No, not Tyra Banks and Riyo Mori, climate models that is.
Modelers don’t purposely err on the conservative side, says Marika Holland of the National Center for Atmospheric Research, but some processes “are just not well understood, and because of that have not been incorporated into climate models.” Holland has published model results on the fate of sea ice and coauthored the recent paper showing that ice is melting faster than models predicted. There are many reasons for the underestimates, she says. For example, models don’t fully capture heat transport between ocean and atmosphere, or faster warming as reflective ice gives way to darker, heat-absorbing waters.
But Rahmstorf says that modelers might unwittingly make models more conservative by applying “one-sided filters”, weeding out models that clearly overestimate the changes seen so far, but hanging onto ones “where everything is too well behaved and stable.”

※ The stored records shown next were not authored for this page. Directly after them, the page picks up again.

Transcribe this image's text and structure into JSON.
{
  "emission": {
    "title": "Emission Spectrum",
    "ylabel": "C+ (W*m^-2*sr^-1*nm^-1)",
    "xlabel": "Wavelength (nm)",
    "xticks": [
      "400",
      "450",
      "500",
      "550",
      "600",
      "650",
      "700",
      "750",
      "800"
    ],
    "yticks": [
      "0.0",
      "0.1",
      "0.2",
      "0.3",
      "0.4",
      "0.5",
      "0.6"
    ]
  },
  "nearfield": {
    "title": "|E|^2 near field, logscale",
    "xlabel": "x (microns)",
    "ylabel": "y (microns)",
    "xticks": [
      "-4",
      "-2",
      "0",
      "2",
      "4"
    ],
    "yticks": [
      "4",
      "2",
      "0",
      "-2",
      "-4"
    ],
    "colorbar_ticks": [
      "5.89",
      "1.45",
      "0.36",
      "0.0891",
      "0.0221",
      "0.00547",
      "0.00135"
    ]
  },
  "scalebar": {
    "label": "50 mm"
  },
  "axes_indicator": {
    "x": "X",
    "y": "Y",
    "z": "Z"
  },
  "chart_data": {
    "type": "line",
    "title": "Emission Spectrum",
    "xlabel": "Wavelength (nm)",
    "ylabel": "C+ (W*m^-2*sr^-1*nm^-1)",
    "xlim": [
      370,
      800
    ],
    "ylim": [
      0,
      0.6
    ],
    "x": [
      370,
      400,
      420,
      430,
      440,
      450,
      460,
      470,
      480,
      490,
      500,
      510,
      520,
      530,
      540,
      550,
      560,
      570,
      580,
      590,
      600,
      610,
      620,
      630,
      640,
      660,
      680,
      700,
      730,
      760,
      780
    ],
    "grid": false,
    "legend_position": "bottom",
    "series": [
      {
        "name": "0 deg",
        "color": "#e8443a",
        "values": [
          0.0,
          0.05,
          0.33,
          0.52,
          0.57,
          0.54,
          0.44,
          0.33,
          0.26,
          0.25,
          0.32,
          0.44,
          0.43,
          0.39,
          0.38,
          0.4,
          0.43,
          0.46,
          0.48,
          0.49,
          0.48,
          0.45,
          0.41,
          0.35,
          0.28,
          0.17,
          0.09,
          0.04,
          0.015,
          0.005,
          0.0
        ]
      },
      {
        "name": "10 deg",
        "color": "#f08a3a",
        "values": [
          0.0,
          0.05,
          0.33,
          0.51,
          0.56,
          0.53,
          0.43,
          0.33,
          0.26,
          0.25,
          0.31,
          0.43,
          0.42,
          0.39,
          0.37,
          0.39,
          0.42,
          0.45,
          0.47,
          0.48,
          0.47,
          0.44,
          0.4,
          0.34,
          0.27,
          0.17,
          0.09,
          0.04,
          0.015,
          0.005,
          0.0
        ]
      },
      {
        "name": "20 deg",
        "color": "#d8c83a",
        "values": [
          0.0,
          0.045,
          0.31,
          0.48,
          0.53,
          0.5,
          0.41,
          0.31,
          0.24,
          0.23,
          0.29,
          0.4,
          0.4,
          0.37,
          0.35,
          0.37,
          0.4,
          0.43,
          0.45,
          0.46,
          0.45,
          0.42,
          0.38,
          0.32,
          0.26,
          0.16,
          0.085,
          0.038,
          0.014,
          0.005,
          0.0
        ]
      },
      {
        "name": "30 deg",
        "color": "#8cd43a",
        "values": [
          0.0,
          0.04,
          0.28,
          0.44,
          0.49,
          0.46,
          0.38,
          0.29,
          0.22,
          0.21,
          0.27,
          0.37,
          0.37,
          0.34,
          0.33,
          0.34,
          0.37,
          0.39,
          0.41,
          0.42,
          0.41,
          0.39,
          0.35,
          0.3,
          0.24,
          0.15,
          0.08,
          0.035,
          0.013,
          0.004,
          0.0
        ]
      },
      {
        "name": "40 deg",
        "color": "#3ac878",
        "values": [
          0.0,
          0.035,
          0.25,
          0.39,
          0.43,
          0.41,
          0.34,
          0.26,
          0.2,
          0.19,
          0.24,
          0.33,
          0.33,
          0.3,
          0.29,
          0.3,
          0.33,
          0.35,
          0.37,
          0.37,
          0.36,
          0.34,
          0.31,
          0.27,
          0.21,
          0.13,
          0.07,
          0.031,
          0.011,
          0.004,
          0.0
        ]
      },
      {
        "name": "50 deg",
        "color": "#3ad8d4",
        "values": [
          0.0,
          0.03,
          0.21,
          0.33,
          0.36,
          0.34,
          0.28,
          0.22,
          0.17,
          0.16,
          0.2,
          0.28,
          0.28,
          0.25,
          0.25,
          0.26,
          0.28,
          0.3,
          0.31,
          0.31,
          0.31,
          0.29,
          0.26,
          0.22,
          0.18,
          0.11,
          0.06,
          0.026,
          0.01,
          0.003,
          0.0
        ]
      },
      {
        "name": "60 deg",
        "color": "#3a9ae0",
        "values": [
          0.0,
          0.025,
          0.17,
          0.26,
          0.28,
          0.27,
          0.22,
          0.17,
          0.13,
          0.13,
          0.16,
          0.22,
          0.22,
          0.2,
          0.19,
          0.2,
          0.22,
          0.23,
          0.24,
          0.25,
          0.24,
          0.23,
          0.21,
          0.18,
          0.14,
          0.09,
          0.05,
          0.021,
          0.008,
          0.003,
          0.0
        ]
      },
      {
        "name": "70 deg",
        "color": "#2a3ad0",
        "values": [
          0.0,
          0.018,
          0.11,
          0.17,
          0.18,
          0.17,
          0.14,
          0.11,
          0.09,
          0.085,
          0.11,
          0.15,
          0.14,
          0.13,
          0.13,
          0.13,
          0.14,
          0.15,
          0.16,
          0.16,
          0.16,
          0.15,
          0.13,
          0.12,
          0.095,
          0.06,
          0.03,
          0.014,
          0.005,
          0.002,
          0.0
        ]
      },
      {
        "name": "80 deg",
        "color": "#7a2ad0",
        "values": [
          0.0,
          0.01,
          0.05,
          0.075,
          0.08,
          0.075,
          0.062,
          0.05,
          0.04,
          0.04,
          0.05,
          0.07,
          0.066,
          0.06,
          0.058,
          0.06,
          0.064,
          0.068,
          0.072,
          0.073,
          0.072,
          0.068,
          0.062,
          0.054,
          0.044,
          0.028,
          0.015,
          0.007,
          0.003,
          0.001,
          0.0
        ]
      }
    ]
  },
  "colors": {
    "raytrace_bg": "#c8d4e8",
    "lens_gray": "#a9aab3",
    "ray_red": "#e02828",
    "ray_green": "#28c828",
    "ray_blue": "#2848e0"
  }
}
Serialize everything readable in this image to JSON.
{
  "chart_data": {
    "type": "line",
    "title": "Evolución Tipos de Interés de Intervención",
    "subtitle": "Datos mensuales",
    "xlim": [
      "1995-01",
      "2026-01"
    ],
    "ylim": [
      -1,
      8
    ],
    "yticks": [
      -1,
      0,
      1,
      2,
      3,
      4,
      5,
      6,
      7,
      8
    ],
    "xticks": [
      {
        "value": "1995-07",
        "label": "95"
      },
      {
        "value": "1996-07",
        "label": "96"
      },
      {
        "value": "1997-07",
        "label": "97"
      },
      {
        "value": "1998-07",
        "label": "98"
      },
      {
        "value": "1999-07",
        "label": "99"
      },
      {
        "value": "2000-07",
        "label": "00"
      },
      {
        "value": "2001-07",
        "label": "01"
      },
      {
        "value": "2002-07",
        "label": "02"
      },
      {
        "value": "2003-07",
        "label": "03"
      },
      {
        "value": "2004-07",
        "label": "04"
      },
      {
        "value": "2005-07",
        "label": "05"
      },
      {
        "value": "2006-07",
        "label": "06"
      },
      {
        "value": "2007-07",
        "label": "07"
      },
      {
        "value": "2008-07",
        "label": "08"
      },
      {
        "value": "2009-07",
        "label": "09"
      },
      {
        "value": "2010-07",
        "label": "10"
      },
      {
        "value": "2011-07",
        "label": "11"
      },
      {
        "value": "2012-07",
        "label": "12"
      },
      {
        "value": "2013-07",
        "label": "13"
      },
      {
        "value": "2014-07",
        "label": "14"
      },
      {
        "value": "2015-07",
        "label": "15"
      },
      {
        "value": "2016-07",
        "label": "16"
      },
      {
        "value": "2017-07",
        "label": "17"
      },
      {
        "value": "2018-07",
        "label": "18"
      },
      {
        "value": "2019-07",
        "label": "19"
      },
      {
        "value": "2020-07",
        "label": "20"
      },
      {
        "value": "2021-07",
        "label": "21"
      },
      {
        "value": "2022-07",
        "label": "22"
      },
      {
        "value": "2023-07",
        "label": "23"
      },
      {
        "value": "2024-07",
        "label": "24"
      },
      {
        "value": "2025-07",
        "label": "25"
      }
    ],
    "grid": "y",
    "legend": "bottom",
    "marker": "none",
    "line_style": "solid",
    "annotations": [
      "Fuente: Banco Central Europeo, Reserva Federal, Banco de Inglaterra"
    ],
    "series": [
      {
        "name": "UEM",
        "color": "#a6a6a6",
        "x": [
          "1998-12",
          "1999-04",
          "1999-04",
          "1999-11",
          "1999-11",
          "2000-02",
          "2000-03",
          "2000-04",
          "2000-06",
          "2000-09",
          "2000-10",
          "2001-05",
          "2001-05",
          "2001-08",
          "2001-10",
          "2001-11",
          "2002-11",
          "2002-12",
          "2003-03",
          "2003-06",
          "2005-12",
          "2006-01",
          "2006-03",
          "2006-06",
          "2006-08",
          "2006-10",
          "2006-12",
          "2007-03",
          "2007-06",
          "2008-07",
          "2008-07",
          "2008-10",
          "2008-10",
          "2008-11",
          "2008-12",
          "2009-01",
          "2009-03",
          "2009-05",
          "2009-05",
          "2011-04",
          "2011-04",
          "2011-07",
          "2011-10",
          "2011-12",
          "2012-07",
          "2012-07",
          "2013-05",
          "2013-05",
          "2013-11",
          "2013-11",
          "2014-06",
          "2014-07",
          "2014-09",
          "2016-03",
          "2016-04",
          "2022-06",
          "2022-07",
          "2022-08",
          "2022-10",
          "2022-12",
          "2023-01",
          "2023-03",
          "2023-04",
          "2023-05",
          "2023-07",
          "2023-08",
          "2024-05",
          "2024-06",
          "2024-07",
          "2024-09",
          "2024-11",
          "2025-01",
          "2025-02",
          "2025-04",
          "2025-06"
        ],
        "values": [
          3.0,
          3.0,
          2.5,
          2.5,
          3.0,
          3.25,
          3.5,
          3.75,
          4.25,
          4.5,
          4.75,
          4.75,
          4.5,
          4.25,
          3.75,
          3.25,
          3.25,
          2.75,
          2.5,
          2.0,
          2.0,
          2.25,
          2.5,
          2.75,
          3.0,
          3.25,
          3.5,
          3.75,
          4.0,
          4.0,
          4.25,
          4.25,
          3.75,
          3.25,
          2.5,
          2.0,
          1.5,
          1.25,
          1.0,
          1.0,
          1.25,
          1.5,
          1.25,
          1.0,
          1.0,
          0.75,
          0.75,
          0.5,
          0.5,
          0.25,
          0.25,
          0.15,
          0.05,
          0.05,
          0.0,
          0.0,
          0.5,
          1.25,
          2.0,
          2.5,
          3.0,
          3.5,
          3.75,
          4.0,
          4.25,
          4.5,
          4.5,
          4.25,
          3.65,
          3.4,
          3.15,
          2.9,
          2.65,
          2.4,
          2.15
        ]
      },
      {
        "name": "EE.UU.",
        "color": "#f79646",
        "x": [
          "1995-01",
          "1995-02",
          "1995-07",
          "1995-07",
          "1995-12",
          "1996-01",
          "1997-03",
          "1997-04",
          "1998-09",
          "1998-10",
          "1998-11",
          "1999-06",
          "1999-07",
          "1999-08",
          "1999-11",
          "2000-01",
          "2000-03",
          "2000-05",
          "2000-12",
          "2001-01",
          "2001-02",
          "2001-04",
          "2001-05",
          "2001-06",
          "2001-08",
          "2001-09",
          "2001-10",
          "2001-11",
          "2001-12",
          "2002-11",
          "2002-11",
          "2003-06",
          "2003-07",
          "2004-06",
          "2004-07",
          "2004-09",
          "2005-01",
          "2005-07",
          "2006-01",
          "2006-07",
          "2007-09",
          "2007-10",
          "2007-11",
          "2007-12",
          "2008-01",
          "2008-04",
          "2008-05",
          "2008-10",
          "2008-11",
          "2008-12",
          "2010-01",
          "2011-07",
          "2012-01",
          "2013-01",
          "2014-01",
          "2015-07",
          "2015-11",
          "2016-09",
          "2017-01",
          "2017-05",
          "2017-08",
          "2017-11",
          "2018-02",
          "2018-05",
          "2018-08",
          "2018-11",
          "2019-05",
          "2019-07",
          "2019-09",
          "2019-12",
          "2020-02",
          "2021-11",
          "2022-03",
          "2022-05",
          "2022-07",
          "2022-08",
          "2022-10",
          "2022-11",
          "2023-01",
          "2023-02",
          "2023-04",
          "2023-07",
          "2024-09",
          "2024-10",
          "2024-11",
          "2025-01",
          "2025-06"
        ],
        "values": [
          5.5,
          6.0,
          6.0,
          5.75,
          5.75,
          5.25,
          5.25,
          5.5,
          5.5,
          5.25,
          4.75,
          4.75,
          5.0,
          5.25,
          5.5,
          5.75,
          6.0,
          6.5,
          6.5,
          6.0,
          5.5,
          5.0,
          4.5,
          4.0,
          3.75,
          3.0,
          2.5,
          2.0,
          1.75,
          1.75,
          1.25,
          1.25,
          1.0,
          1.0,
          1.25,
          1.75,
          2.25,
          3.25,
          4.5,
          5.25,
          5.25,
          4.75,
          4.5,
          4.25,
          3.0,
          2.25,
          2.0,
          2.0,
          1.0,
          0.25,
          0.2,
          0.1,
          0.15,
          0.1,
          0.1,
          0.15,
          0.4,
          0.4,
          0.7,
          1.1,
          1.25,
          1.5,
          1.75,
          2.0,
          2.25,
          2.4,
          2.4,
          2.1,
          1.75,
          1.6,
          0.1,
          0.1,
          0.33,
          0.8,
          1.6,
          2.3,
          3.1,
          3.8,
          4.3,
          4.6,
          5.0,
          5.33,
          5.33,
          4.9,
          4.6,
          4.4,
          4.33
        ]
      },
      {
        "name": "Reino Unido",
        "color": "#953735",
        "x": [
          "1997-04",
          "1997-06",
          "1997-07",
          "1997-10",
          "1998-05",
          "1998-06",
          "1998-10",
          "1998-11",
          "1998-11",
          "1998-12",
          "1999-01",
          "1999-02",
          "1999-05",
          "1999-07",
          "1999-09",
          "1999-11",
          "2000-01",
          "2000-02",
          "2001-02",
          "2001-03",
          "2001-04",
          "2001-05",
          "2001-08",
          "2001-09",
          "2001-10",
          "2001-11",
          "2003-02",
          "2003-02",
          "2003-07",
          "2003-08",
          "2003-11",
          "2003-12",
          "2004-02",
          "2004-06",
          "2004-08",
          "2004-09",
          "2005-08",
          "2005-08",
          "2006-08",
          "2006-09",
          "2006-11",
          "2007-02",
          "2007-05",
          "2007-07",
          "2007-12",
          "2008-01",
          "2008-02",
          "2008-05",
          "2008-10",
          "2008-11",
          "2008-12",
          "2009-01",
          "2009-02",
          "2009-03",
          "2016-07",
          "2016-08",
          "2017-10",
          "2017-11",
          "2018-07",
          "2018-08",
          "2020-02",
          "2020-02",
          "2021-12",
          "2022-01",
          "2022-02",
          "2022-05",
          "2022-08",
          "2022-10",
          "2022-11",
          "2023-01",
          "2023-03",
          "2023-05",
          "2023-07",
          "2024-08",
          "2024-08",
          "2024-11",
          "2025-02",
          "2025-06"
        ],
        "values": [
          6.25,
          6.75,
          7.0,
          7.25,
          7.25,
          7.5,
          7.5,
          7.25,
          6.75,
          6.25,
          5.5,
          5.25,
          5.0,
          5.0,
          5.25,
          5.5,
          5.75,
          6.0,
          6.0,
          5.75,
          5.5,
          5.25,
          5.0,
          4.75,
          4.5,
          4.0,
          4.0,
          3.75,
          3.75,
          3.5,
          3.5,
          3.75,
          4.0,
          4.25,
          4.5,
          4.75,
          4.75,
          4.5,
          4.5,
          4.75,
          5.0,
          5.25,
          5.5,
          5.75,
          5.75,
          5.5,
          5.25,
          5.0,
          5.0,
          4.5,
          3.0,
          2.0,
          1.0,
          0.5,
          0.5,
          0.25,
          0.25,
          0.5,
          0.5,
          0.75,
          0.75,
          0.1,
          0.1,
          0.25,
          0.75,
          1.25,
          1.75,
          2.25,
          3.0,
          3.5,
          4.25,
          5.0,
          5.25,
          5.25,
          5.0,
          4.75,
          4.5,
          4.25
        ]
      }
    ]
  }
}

Scientists are human too. The political and social climate in the US have been harsh to people who overestimate the effects of climate change. So, modeling scenarios that deviate significantly from accepted limits or runaway uncontrollably are discarded. Models are sets of assumptions based on underlying theory. If the theory of a particular sub-process is not clearly understood, then the assumptions become subjective. In a social climate that is waiting to pounce on an overestimate as example of negating the entire global warming phenomenon, assumptions made are conservative. This is not necessarily a bad thing, but it comes at a price! As more observations come in, it does become clear that sometimes, things are happening faster and at greater magnitudes than our model predicted.